La réforme de la profession comptable algérienne : pourquoi passer d’une autorégulation qui n’a jamais existée en Algérie à une régulation partagée avec les pouvoirs publics ?

Ali MAZOUZ, expert-comptable diplômé et commissaire aux comptes
Ali MAZOUZ, expert-comptable diplômé et commissaire aux comptes

 

La Loi N°10-01 du 29 Juin 2010 : un acte fondateur pour une profession citoyenne au service de la République.

Doter le pays d’institutions ordinales prestigieuses au service de l’économie nationale sous l’autorité du Conseil National de la Comptabilité c’est possible et réalisable à court terme ; ce que propose la Loi N° 10-01 du 29 Juin 2010 et tous les textes publiés et à venir.

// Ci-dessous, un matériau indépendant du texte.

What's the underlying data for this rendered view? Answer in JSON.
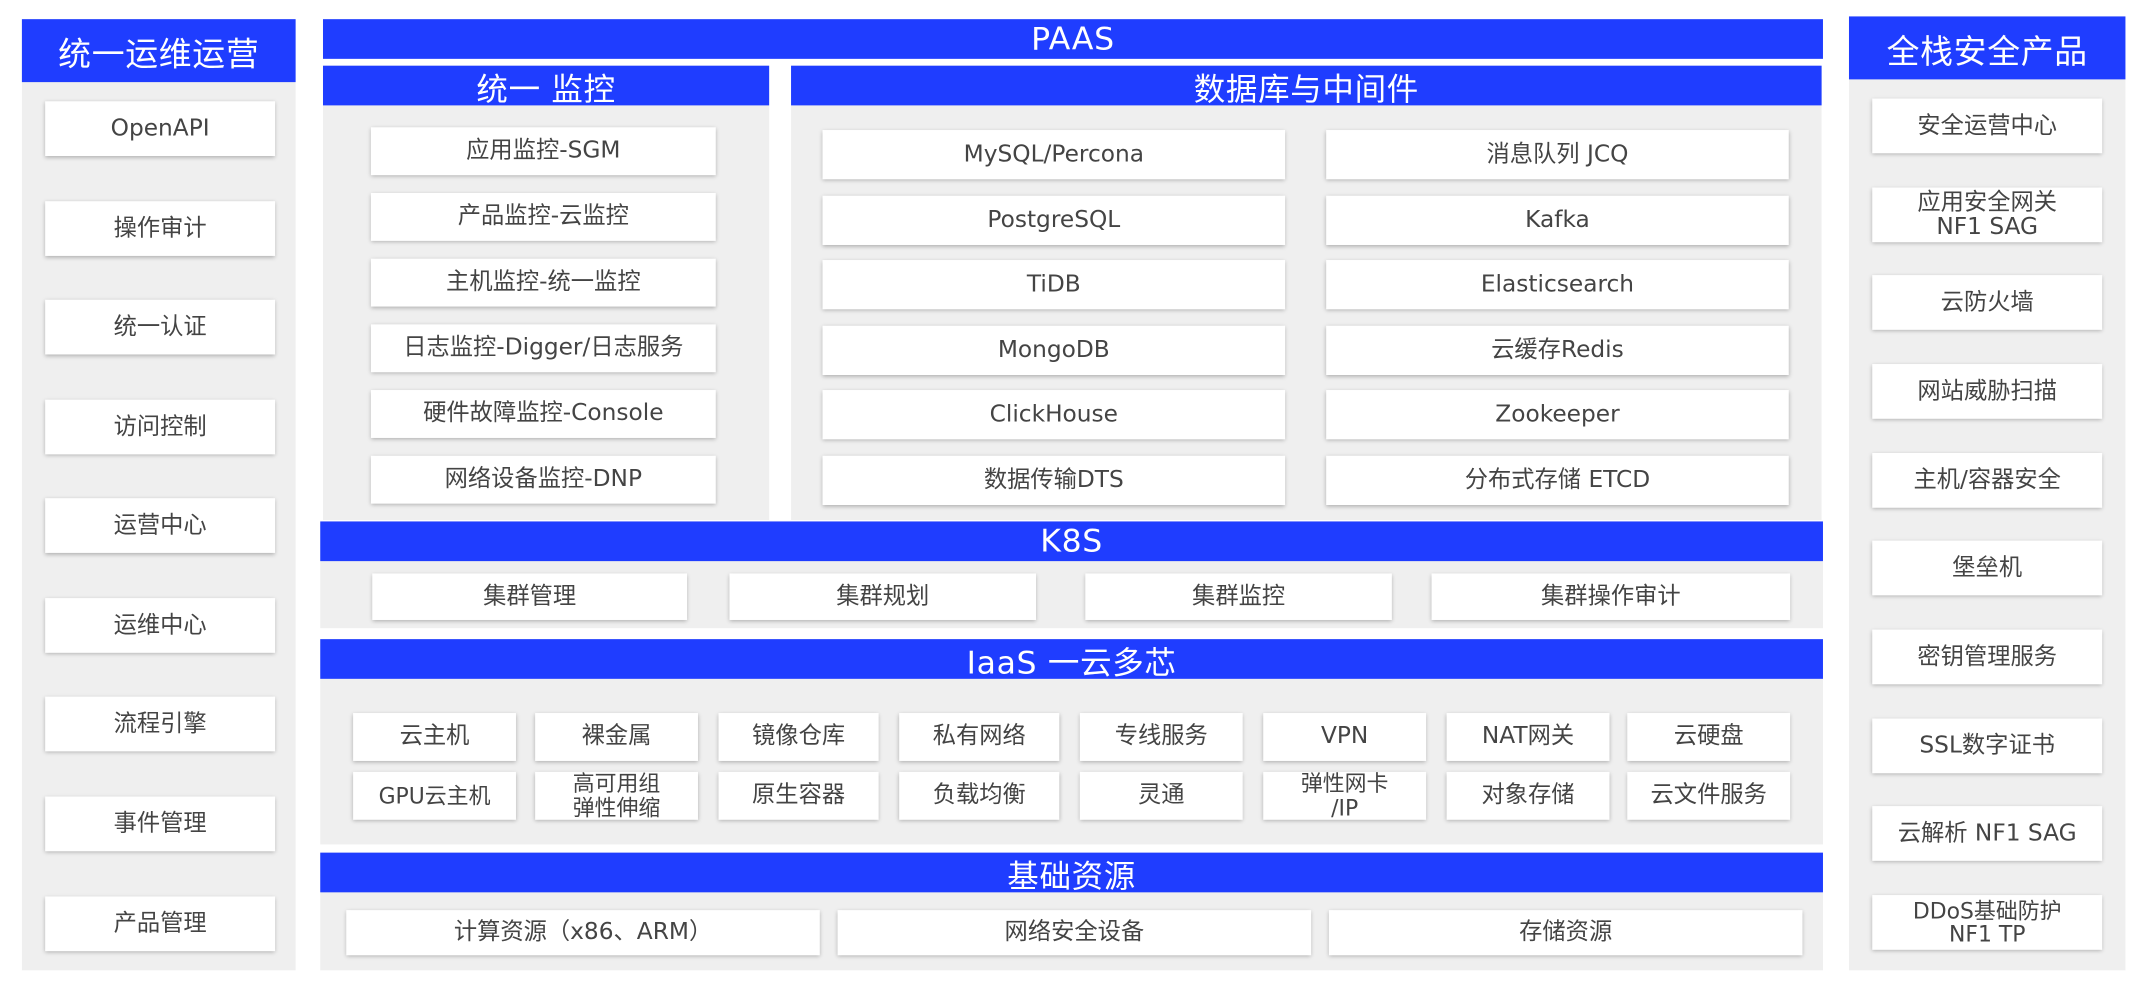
{
  "left": {
    "title": "统一运维运营",
    "items": [
      "OpenAPI",
      "操作审计",
      "统一认证",
      "访问控制",
      "运营中心",
      "运维中心",
      "流程引擎",
      "事件管理",
      "产品管理"
    ]
  },
  "right": {
    "title": "全栈安全产品",
    "items": [
      "安全运营中心",
      "应用安全网关\nNF1 SAG",
      "云防火墙",
      "网站威胁扫描",
      "主机/容器安全",
      "堡垒机",
      "密钥管理服务",
      "SSL数字证书",
      "云解析 NF1 SAG",
      "DDoS基础防护\nNF1 TP"
    ]
  },
  "paas": {
    "title": "PAAS",
    "monitor": {
      "title": "统一 监控",
      "items": [
        "应用监控-SGM",
        "产品监控-云监控",
        "主机监控-统一监控",
        "日志监控-Digger/日志服务",
        "硬件故障监控-Console",
        "网络设备监控-DNP"
      ]
    },
    "db": {
      "title": "数据库与中间件",
      "left_items": [
        "MySQL/Percona",
        "PostgreSQL",
        "TiDB",
        "MongoDB",
        "ClickHouse",
        "数据传输DTS"
      ],
      "right_items": [
        "消息队列 JCQ",
        "Kafka",
        "Elasticsearch",
        "云缓存Redis",
        "Zookeeper",
        "分布式存储 ETCD"
      ]
    }
  },
  "k8s": {
    "title": "K8S",
    "items": [
      "集群管理",
      "集群规划",
      "集群监控",
      "集群操作审计"
    ]
  },
  "iaas": {
    "title": "IaaS 一云多芯",
    "row1": [
      "云主机",
      "裸金属",
      "镜像仓库",
      "私有网络",
      "专线服务",
      "VPN",
      "NAT网关",
      "云硬盘"
    ],
    "row2": [
      "GPU云主机",
      "高可用组\n弹性伸缩",
      "原生容器",
      "负载均衡",
      "灵通",
      "弹性网卡\n/IP",
      "对象存储",
      "云文件服务"
    ]
  },
  "base": {
    "title": "基础资源",
    "items": [
      "计算资源（x86、ARM）",
      "网络安全设备",
      "存储资源"
    ]
  },
  "colors": {
    "header_blue": "#1f3dff",
    "panel_grey": "#efefef",
    "box_white": "#ffffff"
  }
}
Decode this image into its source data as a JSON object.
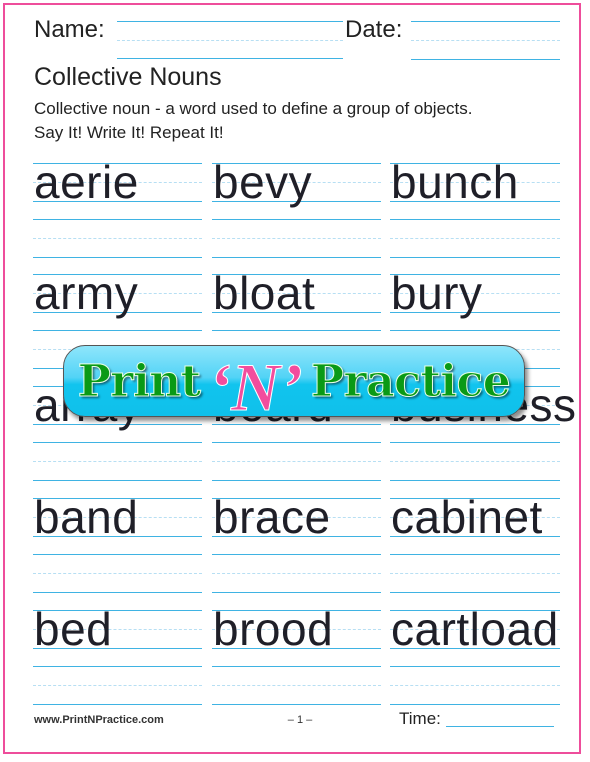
{
  "header": {
    "name_label": "Name:",
    "date_label": "Date:"
  },
  "title": "Collective Nouns",
  "description": "Collective noun - a word used to define a group of objects.",
  "instruction": "Say It! Write It! Repeat It!",
  "words": [
    [
      "aerie",
      "bevy",
      "bunch"
    ],
    [
      "army",
      "bloat",
      "bury"
    ],
    [
      "array",
      "board",
      "business"
    ],
    [
      "band",
      "brace",
      "cabinet"
    ],
    [
      "bed",
      "brood",
      "cartload"
    ]
  ],
  "logo": {
    "part1": "Print",
    "part2": "‘N’",
    "part3": "Practice",
    "colors": {
      "green": "#0a9a16",
      "pink": "#f24d9d",
      "cyan": "#11c4ee"
    }
  },
  "footer": {
    "website": "www.PrintNPractice.com",
    "page": "– 1 –",
    "time_label": "Time:"
  },
  "colors": {
    "border": "#ee4d9b",
    "line": "#3fb3e3",
    "dashed": "#b7dff3"
  }
}
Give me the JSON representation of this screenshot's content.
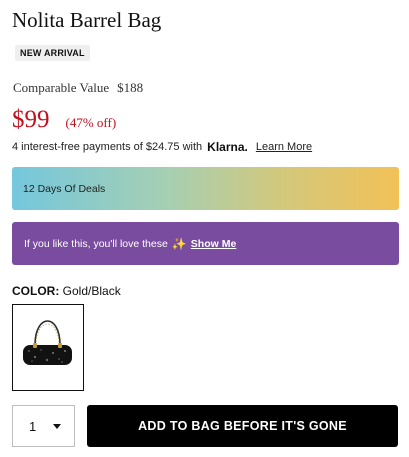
{
  "product": {
    "title": "Nolita Barrel Bag",
    "badge": "NEW ARRIVAL",
    "comparable_label": "Comparable Value",
    "comparable_price": "$188",
    "price": "$99",
    "discount": "(47% off)"
  },
  "klarna": {
    "text": "4 interest-free payments of $24.75 with",
    "brand": "Klarna.",
    "learn_more": "Learn More"
  },
  "deals_banner": {
    "label": "12 Days Of Deals"
  },
  "promo_banner": {
    "text": "If you like this, you'll love these",
    "icon": "sparkle-icon",
    "link": "Show Me"
  },
  "color": {
    "label": "COLOR:",
    "value": "Gold/Black",
    "swatches": [
      {
        "name": "Gold/Black",
        "selected": true
      }
    ]
  },
  "quantity": {
    "value": "1"
  },
  "cta": {
    "label": "ADD TO BAG BEFORE IT'S GONE"
  },
  "colors": {
    "price_red": "#c0101e",
    "promo_purple": "#7a4c9f",
    "deals_gradient_start": "#74c7dd",
    "deals_gradient_end": "#f2c158",
    "cta_black": "#000000"
  }
}
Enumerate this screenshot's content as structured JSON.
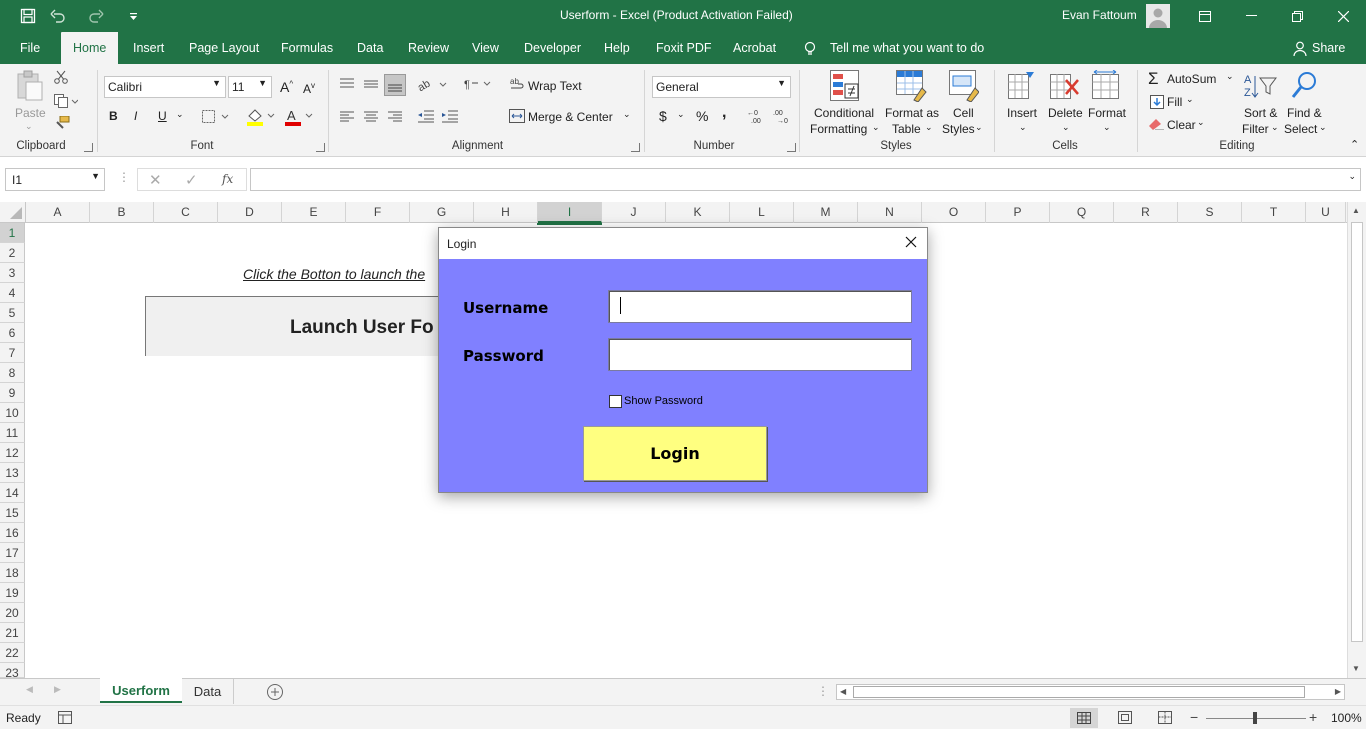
{
  "window": {
    "title": "Userform  -  Excel (Product Activation Failed)",
    "user": "Evan Fattoum"
  },
  "tabs": [
    "File",
    "Home",
    "Insert",
    "Page Layout",
    "Formulas",
    "Data",
    "Review",
    "View",
    "Developer",
    "Help",
    "Foxit PDF",
    "Acrobat"
  ],
  "tell_me": "Tell me what you want to do",
  "share": "Share",
  "ribbon": {
    "clipboard": {
      "label": "Clipboard",
      "paste": "Paste"
    },
    "font": {
      "label": "Font",
      "name": "Calibri",
      "size": "11",
      "bold": "B",
      "italic": "I",
      "underline": "U"
    },
    "alignment": {
      "label": "Alignment",
      "wrap": "Wrap Text",
      "merge": "Merge & Center"
    },
    "number": {
      "label": "Number",
      "format": "General",
      "currency": "$",
      "percent": "%",
      "comma": ","
    },
    "styles": {
      "label": "Styles",
      "conditional_1": "Conditional",
      "conditional_2": "Formatting",
      "table_1": "Format as",
      "table_2": "Table",
      "cell_1": "Cell",
      "cell_2": "Styles"
    },
    "cells": {
      "label": "Cells",
      "insert": "Insert",
      "delete": "Delete",
      "format": "Format"
    },
    "editing": {
      "label": "Editing",
      "autosum": "AutoSum",
      "fill": "Fill",
      "clear": "Clear",
      "sort_1": "Sort &",
      "sort_2": "Filter",
      "find_1": "Find &",
      "find_2": "Select"
    }
  },
  "formula_bar": {
    "name_box": "I1",
    "fx": "fx",
    "value": ""
  },
  "columns": [
    "A",
    "B",
    "C",
    "D",
    "E",
    "F",
    "G",
    "H",
    "I",
    "J",
    "K",
    "L",
    "M",
    "N",
    "O",
    "P",
    "Q",
    "R",
    "S",
    "T",
    "U"
  ],
  "rows": [
    "1",
    "2",
    "3",
    "4",
    "5",
    "6",
    "7",
    "8",
    "9",
    "10",
    "11",
    "12",
    "13",
    "14",
    "15",
    "16",
    "17",
    "18",
    "19",
    "20",
    "21",
    "22",
    "23"
  ],
  "sheet": {
    "instruction": "Click the Botton to launch the",
    "launch_button": "Launch User Fo"
  },
  "dialog": {
    "title": "Login",
    "username_label": "Username",
    "password_label": "Password",
    "username_value": "",
    "password_value": "",
    "show_password": "Show Password",
    "login_button": "Login"
  },
  "sheet_tabs": [
    "Userform",
    "Data"
  ],
  "status": {
    "ready": "Ready",
    "zoom": "100%"
  },
  "colors": {
    "excel_green": "#217346",
    "dialog_bg": "#8080ff",
    "login_button_bg": "#ffff80"
  }
}
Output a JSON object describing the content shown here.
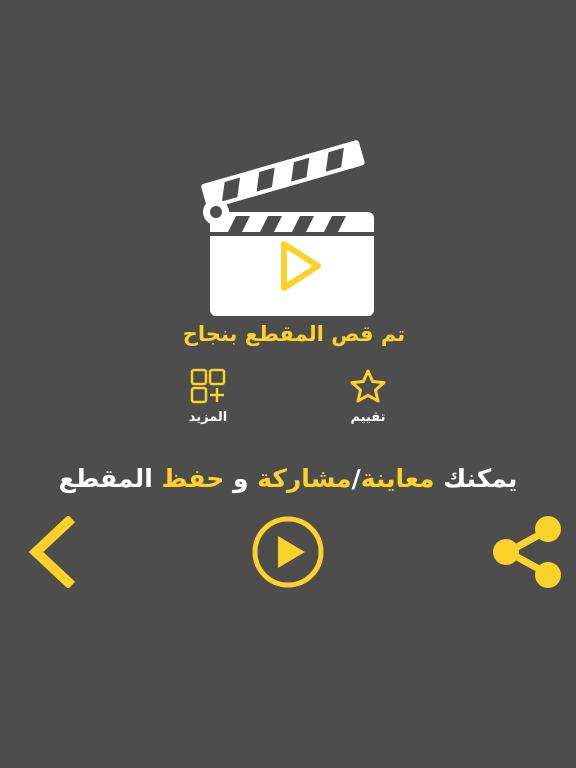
{
  "status": {
    "title": "تم قص المقطع بنجاح"
  },
  "actions": {
    "rate_label": "تقييم",
    "more_label": "المزيد"
  },
  "hint": {
    "part1": "يمكنك ",
    "preview": "معاينة",
    "part2": "/",
    "share": "مشاركة",
    "part3": " و ",
    "save": "حفظ",
    "part4": " المقطع"
  },
  "icons": {
    "clapper": "clapperboard-play-icon",
    "rate": "star-icon",
    "more": "apps-plus-icon",
    "back": "chevron-left-icon",
    "play": "play-circle-icon",
    "share": "share-icon"
  },
  "colors": {
    "background": "#4d4d4d",
    "accent": "#fcd12a",
    "text": "#ffffff"
  }
}
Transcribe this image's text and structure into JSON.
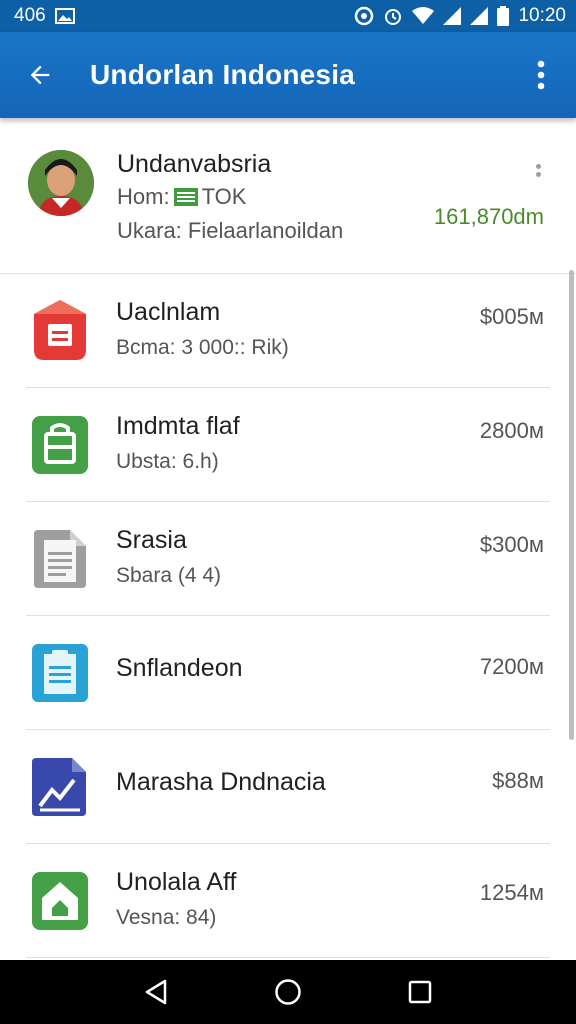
{
  "status_bar": {
    "left_text": "406",
    "time": "10:20"
  },
  "app_bar": {
    "title": "Undorlan Indonesia",
    "back_icon": "arrow-back-icon",
    "menu_icon": "more-vert-icon"
  },
  "header": {
    "name": "Undanvabsria",
    "line2_prefix": "Hom:",
    "line2_suffix": "TOK",
    "line3": "Ukara: Fielaarlanoildan",
    "amount": "161,870dm"
  },
  "items": [
    {
      "title": "Uaclnlam",
      "subtitle": "Bcma: 3 000:: Rik)",
      "amount": "$005м",
      "icon": "red-app-icon",
      "color": "#e53935"
    },
    {
      "title": "Imdmta flaf",
      "subtitle": "Ubsta: 6.h)",
      "amount": "2800м",
      "icon": "green-bag-icon",
      "color": "#43a047"
    },
    {
      "title": "Srasia",
      "subtitle": "Sbara (4 4)",
      "amount": "$300м",
      "icon": "grey-document-icon",
      "color": "#9e9e9e"
    },
    {
      "title": "Snflandeon",
      "subtitle": "",
      "amount": "7200м",
      "icon": "blue-clipboard-icon",
      "color": "#29a3d6"
    },
    {
      "title": "Marasha Dndnacia",
      "subtitle": "",
      "amount": "$88м",
      "icon": "indigo-chart-icon",
      "color": "#3949ab"
    },
    {
      "title": "Unolala Aff",
      "subtitle": "Vesna: 84)",
      "amount": "1254м",
      "icon": "green-home-icon",
      "color": "#43a047"
    }
  ],
  "colors": {
    "status_bar": "#0d5fa6",
    "app_bar": "#1976c8",
    "amount_positive": "#4b8a2b"
  }
}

Le vrai challenge, aujourd’hui, pour nous, professionnels libéraux de la comptabilité dans le cadre de cette loi historique : Créer une synergie, une capitalisation et un partage des savoirs entre le Conseil National de la Comptabilité et les trois Institutions Ordinales au service de la République.

La Loi sus-visée réformant la profession comptable libérale  fait couler beaucoup d’encre pour de simples raisons d’incompréhension, d’absence de concertation avec les pouvoirs publics et parfois, faut il le répéter, pour des raisons de conservatisme primaire.

Se remettre en cause même pour son bien et celui de l’intérêt général est difficile à supporter.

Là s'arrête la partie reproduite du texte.